September 1, 2002
Noise Free America
For immediate release
Madison: Rochester, New York has won September’s Noisy Dozen award from Noise Free America for its dismal failure to solve its boom car problem, despite the apparent good intentions of civic officials.
James Kaufmann, founder of the Rochester Soundscape Society, said that “Rochester citizens live in a world of constant rumble, thump, and boom. This is puzzling, given that we have a law (Code 75-12) which declares amplified sound audible at fifty feet or more from a vehicle in a public street to be illegal and subject to ticketing and towing.”
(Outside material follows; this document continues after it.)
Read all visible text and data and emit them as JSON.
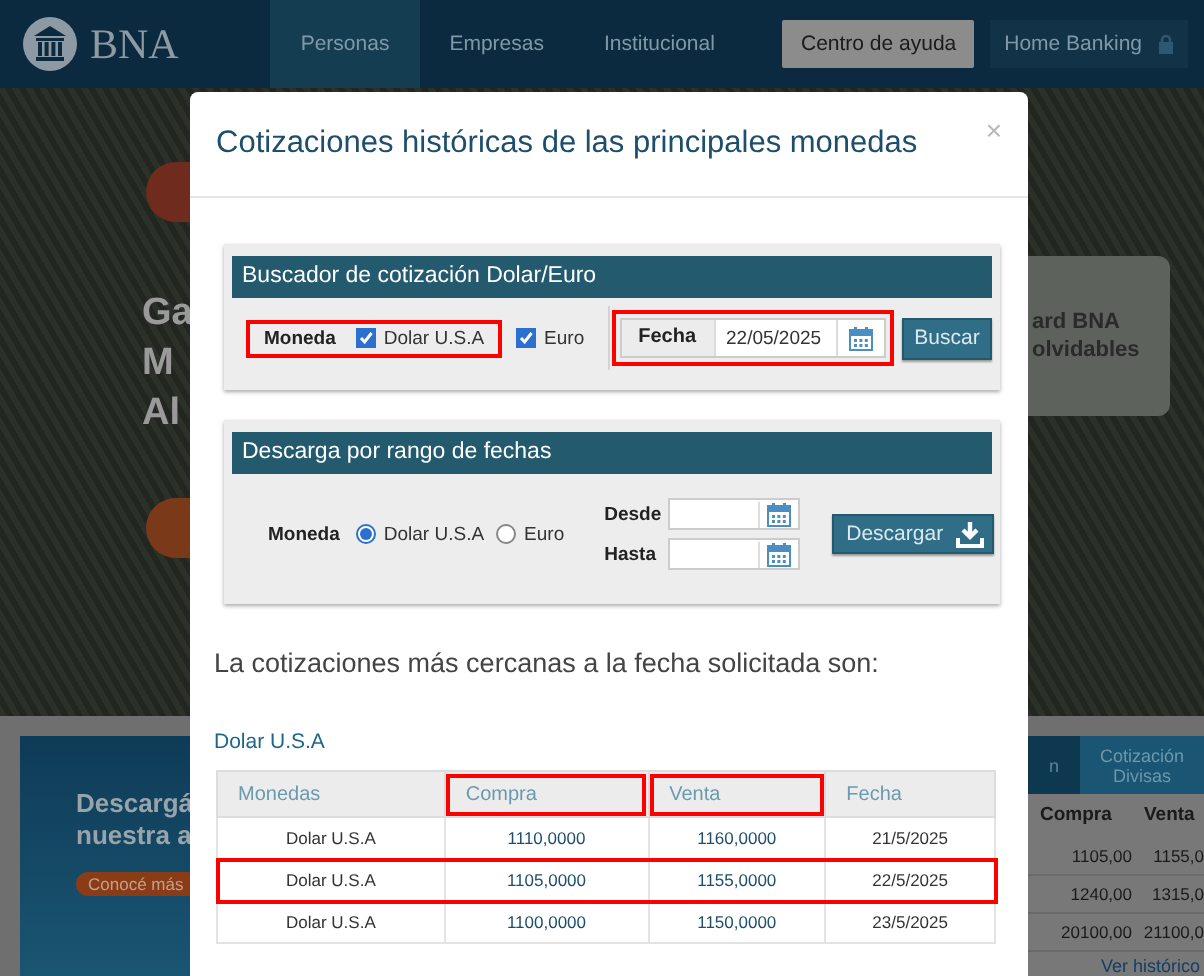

Rochester’s Mayor, William Johnson, seems to understand the gravity of the problem. On May 30, 2001, he wrote that “when one of these vehicles cruises down a street, 100 or more homes may be subjected to its noise pollution.” He raised Rochester’s hopes for peace and quiet when he stated, “Just as police radar detectors get people to slow down, Noise Enforcement details can get people to turn the volume down.”
But a year and a half later, Rochester’s soundscape is still miserable. Area composer Mark Olivieri describes a typical incident, driving down Main Street, with his wife and infant: “We heard and felt this extremely low frequency, powerful sound. When you roll up your windows, and you still have to plug your baby’s ears to protect against damage, you have a serious problem.”
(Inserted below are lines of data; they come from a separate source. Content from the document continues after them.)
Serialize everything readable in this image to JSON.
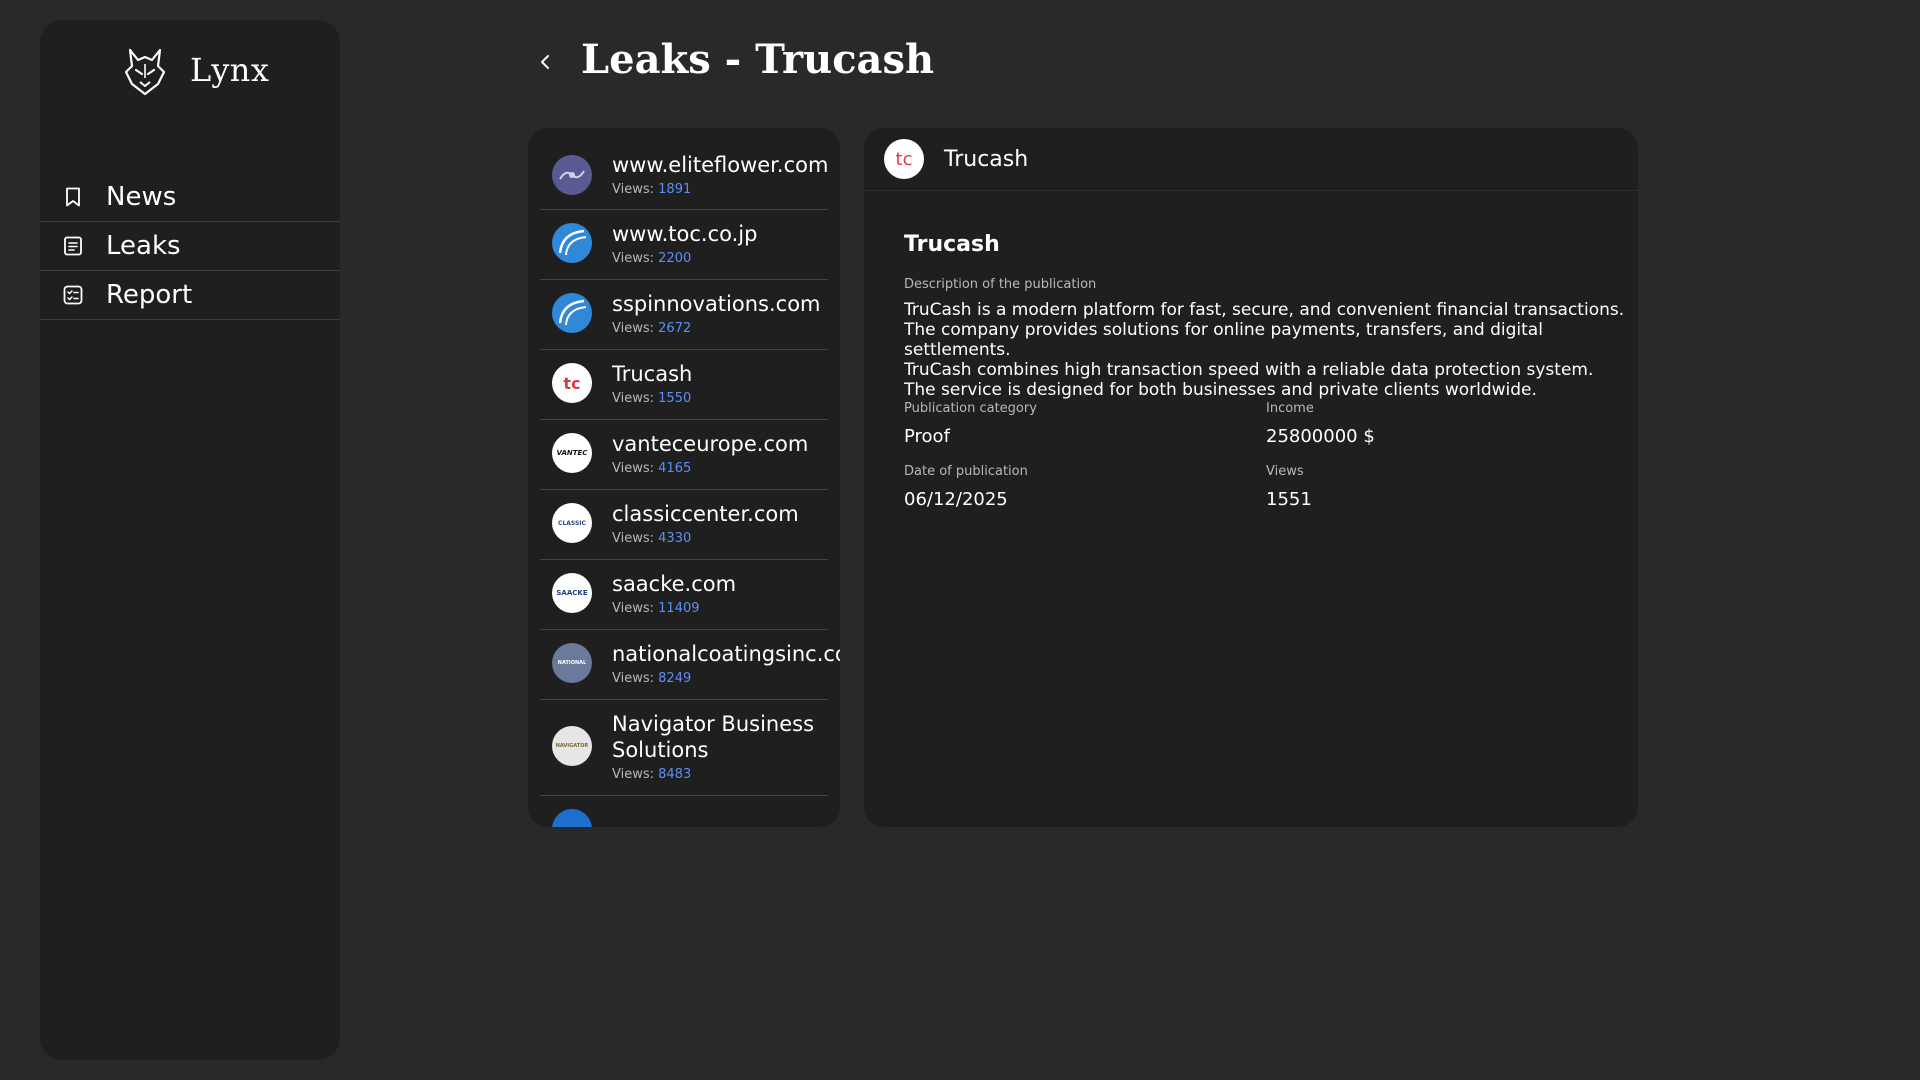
{
  "app": {
    "name": "Lynx"
  },
  "nav": [
    {
      "label": "News",
      "icon": "bookmark-icon"
    },
    {
      "label": "Leaks",
      "icon": "list-icon"
    },
    {
      "label": "Report",
      "icon": "checklist-icon"
    }
  ],
  "page": {
    "title": "Leaks - Trucash"
  },
  "views_label": "Views:",
  "leaks": [
    {
      "name": "www.eliteflower.com",
      "views": "1891",
      "avatar_color": "#5a5a92"
    },
    {
      "name": "www.toc.co.jp",
      "views": "2200",
      "avatar_color": "#2f88d8"
    },
    {
      "name": "sspinnovations.com",
      "views": "2672",
      "avatar_color": "#2f88d8"
    },
    {
      "name": "Trucash",
      "views": "1550",
      "avatar_color": "#ffffff",
      "avatar_text": "tc"
    },
    {
      "name": "vanteceurope.com",
      "views": "4165",
      "avatar_color": "#ffffff",
      "avatar_text": "VANTEC"
    },
    {
      "name": "classiccenter.com",
      "views": "4330",
      "avatar_color": "#ffffff",
      "avatar_text": "CLASSIC"
    },
    {
      "name": "saacke.com",
      "views": "11409",
      "avatar_color": "#ffffff",
      "avatar_text": "SAACKE"
    },
    {
      "name": "nationalcoatingsinc.com",
      "views": "8249",
      "avatar_color": "#6a7a9a",
      "avatar_text": "NATIONAL"
    },
    {
      "name": "Navigator Business Solutions",
      "views": "8483",
      "avatar_color": "#e6e6e6",
      "avatar_text": "NAVIGATOR"
    }
  ],
  "detail": {
    "header_name": "Trucash",
    "title": "Trucash",
    "description_label": "Description of the publication",
    "description": [
      "TruCash is a modern platform for fast, secure, and convenient financial transactions.",
      "The company provides solutions for online payments, transfers, and digital settlements.",
      "TruCash combines high transaction speed with a reliable data protection system.",
      "The service is designed for both businesses and private clients worldwide."
    ],
    "category_label": "Publication category",
    "category": "Proof",
    "income_label": "Income",
    "income": "25800000 $",
    "date_label": "Date of publication",
    "date": "06/12/2025",
    "views_label": "Views",
    "views": "1551"
  },
  "colors": {
    "background": "#292929",
    "panel": "#1f1f1f",
    "accent": "#5b8ff5",
    "brand_red": "#e03a3e"
  }
}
Kaufmann has collected over 160 signatures of City of Rochester and Monroe County residents who feel the boom car situation is unreasonable, and sent it to the Mayor, City Council, and Chief of Police. “Chief Duffy called me personally to express his support,” he said. “I commend him for his apparent commitment.”
Some, however, are more skeptical. Athel Smiley, a city homeowner, recently documented the license plates of 37 vehicles with excessively loud stereos in one hour’s time on Arnett Boulevard: We can only get a small percentage of them, because they pass by so fast.” During this time, he saw only one police car, which drove by a parked boom car without doing anything about it.
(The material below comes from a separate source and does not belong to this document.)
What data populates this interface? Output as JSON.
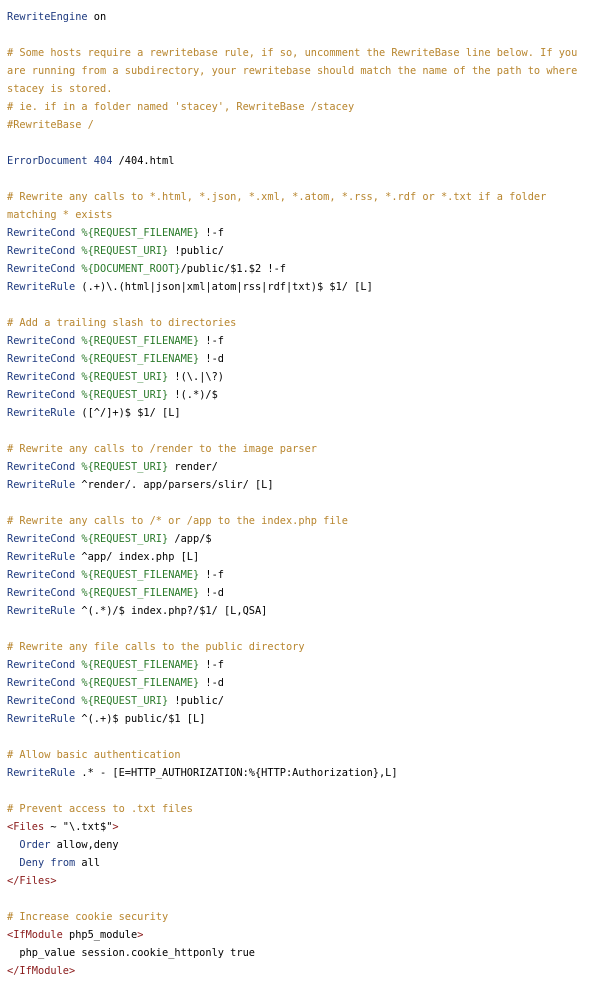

Kaufmann noted that Rochester has a special interest in solving its noise problem–its musical tradition. Boom cars manage to penetrate such well-isolated spaces as the Ciminelli Lounge, Howard Hanson Hall, the Hochstein Performance Hall, and the world-renowned Kilbourn Hall, making a mockery out of student recitals and community performances by stealing precious quiet moments in the music.
Courtney Richards, one of Rochester’s many music lovers, says she attends concerts at Kilbourn Hall “and can hear boom cars and other loud vehicles clearly while the concert is in progress. These noises detract greatly from the quality of the experience and are surely frustrating to the performers.”
According to Kaufmann, “With so many committed people, and with so much at stake, Rochester should be able to tame the boom car monster. Let the whole world watch to see if it has thecourage and tenacity to do so. Until then, the soundtrack of its residents’ lives, indoors and out, will be the same.”